March 20, 2008 — The full Senate has approved legislation sponsored by Senator Steve Southerland (R-Morristown) that would provide greater accuracy in reporting water quality on the Pigeon River.  Southerland has fought to have the water tested to more accurately measure the amount of industrial pollution that is flowing into Tennessee from the Blue Ridge Paper Mill.  The mill, or its predecessor, has been considered to be a primary source of dioxin and particulate matter pollution that has been discharged into
the Pigeon River.

“This bill will be a big step forward in receiving the information we need to clean up the Pigeon River,” said Senator Southerland.  “It will enable us to finally get a clear picture of the pollution level flowing into Tennessee from Haywood County, North Carolina through the Pigeon River before it is diluted by other tributaries where the test is currently taking place.”

The Morristown Senator passed similar legislation in 2006, but the bill was not approved in the House of Representatives after administration officials told lawmakers that the testing could be done without legislation.  The testing changes, however, did not move forward.

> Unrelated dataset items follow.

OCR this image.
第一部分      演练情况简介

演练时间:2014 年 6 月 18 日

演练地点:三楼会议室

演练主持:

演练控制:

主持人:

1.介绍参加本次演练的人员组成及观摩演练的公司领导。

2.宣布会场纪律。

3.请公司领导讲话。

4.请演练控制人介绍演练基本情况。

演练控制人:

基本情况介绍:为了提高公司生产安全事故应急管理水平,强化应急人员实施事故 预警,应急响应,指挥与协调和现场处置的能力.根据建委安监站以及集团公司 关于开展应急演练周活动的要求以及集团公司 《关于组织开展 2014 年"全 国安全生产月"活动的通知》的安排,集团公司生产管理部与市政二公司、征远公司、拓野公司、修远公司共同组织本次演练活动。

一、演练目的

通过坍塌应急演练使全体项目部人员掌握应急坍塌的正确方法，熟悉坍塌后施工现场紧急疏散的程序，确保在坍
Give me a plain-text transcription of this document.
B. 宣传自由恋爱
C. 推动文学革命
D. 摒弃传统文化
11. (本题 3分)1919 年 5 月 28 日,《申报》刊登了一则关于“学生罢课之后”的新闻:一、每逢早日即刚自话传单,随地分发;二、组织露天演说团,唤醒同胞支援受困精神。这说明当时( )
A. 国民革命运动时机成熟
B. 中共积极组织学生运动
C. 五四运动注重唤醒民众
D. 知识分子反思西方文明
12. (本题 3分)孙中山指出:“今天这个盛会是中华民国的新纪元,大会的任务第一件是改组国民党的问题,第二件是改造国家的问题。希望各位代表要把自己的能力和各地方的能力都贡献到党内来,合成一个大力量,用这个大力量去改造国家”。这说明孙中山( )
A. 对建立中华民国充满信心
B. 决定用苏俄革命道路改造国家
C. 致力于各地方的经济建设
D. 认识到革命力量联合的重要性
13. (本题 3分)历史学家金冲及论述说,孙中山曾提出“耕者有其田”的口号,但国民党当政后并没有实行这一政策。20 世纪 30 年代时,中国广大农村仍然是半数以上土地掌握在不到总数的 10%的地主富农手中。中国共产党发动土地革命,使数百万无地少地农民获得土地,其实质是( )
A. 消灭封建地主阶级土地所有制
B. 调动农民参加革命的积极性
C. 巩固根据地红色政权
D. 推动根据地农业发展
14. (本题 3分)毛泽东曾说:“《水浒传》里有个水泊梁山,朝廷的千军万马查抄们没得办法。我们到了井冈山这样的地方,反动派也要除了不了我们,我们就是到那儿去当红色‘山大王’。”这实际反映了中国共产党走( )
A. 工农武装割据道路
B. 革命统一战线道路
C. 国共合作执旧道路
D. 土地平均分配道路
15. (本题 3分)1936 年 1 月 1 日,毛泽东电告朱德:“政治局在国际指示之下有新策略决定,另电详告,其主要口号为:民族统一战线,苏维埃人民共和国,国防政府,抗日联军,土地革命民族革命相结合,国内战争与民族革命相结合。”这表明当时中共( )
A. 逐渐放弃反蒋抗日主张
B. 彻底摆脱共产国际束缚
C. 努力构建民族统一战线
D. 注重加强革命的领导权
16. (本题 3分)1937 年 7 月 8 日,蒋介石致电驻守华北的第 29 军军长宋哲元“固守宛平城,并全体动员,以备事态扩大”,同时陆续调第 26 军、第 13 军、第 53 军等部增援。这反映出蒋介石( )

Southerland said the legislation requires that a test must be conducted in the Pigeon River within one quarter mile of the border.  This will assure that any emissions from the paper mill are recorded accurately.  The bill requires the test must be taken in the center of the river in order to assure the results are not skewed by other environmental factors along the shoreline.   The measure further requires that the sample may only be drawn at a time when the generators from the paper mill are up and running.  Finally, the water sample drawn from must include both the apparent and true color standards established by the EPA.

“We believe that this testing will make a tremendous difference in giving us the most accurate information about pollutants in the river.  I am pleased our State Senate has
approved this bill,” Southerland concluded.